Shortly after his marriage, Dr. Guyton began his surgical internship and residency at Massachusetts General Hospital. Later, he was called to serve in the US Navy at the National Naval Medical Center in Bethesda, Maryland. In 1947, Dr. Guyton contracted polio that caused him to be paralysis in his right leg and shoulder. After nine months recovery, Dr. Guyton invented a leg brace, a lift for handicapped patients, and a motorized wheelchair. He earned a Presidential Citation from these amazing inventions.

In 1948, Dr. Guyton and his family moved back to Oxford, MS, where he taught pharmacology in the two – year medical school. For 41 years, Dr. Guyton was professor emeritus of physiology and biophysics at Ole Miss Medical Center; where he became chairman of the Department of Physiology and Biophysics. There he did researches that challenged prevailing medical thoughts and shaped our understanding of cardiac functions, hypertension, and congestive heart failure.

In 1950, Dr. Guyton did  research that proved that the cardiac output was controlled by the body tissues’ need for oxygen and not by the heart itself. In addition, he developed a computer model of the circulatory system and used it to demonstrate that the kidneys provided a long – term control of the blood pressure.
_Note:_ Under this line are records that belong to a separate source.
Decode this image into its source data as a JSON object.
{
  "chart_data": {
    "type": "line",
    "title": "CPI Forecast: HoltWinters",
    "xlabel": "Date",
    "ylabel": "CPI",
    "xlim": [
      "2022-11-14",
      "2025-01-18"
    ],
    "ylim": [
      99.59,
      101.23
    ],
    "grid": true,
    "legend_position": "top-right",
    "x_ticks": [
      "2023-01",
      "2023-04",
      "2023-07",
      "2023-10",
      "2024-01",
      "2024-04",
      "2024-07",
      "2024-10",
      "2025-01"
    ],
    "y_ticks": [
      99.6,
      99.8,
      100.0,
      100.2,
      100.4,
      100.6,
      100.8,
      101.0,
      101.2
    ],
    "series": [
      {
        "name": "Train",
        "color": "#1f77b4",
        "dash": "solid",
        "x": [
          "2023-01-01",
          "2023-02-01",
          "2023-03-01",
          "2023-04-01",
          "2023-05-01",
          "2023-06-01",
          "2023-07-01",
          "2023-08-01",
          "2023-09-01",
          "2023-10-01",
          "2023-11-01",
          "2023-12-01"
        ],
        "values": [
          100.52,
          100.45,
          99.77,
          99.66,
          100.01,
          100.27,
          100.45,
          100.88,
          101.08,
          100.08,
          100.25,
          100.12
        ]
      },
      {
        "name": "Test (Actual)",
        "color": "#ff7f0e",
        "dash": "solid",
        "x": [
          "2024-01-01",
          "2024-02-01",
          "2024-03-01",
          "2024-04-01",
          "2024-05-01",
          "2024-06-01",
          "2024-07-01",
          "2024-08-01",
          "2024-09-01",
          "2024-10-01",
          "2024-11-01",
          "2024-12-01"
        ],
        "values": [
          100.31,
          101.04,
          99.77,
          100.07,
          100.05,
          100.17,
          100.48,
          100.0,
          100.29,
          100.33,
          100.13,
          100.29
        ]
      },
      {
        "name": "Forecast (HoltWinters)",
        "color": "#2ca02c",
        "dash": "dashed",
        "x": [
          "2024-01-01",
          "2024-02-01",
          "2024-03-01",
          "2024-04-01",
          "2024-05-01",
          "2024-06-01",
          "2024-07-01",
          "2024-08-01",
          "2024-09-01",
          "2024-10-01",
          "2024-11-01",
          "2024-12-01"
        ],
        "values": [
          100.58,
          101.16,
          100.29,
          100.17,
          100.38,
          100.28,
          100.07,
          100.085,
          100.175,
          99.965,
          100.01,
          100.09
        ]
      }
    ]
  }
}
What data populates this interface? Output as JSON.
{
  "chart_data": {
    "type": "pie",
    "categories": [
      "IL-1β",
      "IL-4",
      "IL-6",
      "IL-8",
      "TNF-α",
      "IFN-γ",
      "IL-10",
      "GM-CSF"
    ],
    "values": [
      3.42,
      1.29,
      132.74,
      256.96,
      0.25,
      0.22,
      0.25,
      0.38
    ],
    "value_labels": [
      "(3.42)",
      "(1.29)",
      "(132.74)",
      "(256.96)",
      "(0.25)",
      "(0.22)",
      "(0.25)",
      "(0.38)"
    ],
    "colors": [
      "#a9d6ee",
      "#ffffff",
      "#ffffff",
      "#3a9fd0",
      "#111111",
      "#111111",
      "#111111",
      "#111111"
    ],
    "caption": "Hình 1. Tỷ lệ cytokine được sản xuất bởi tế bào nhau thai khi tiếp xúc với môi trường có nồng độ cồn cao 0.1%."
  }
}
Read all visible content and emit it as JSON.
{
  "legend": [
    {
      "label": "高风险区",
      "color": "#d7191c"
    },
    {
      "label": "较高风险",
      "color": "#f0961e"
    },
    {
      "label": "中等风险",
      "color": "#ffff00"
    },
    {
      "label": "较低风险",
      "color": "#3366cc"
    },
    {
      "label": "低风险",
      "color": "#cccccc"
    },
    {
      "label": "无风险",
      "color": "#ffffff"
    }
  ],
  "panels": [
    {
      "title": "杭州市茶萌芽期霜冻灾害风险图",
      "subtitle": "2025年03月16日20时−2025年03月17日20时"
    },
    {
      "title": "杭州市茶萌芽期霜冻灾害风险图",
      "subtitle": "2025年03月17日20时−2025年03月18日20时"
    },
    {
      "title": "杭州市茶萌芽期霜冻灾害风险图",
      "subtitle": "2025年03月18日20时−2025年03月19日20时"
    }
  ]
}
Dr. Guyton wrote the world’s most widely used physiology textbook, Textbook of Medical Physiology. It was first published in 1959, is in its 10th edition, and has been translated into 15 different languages.

Dr. Guyton and his wife were in a two car accident on April 3, 2003, in Jackson, MS. Dr. Guyton was reported dead on the scene and Ruth died later on that week.

Dr. Guyton has received numerous awards. He has received a Scientific Achievement Award of the American Medical Association and the American Heart Association Research Achievement Award. On June 18, 1995, Dr. Guyton was honor for the $14.5 million Arthur C. Guyton Laboratory Research Center at University Medical Center in Jackson, MS. He also received the Abraham Flexner Award for distinguished service to medical education presented by the Association of American Medical Colleges in November 1996.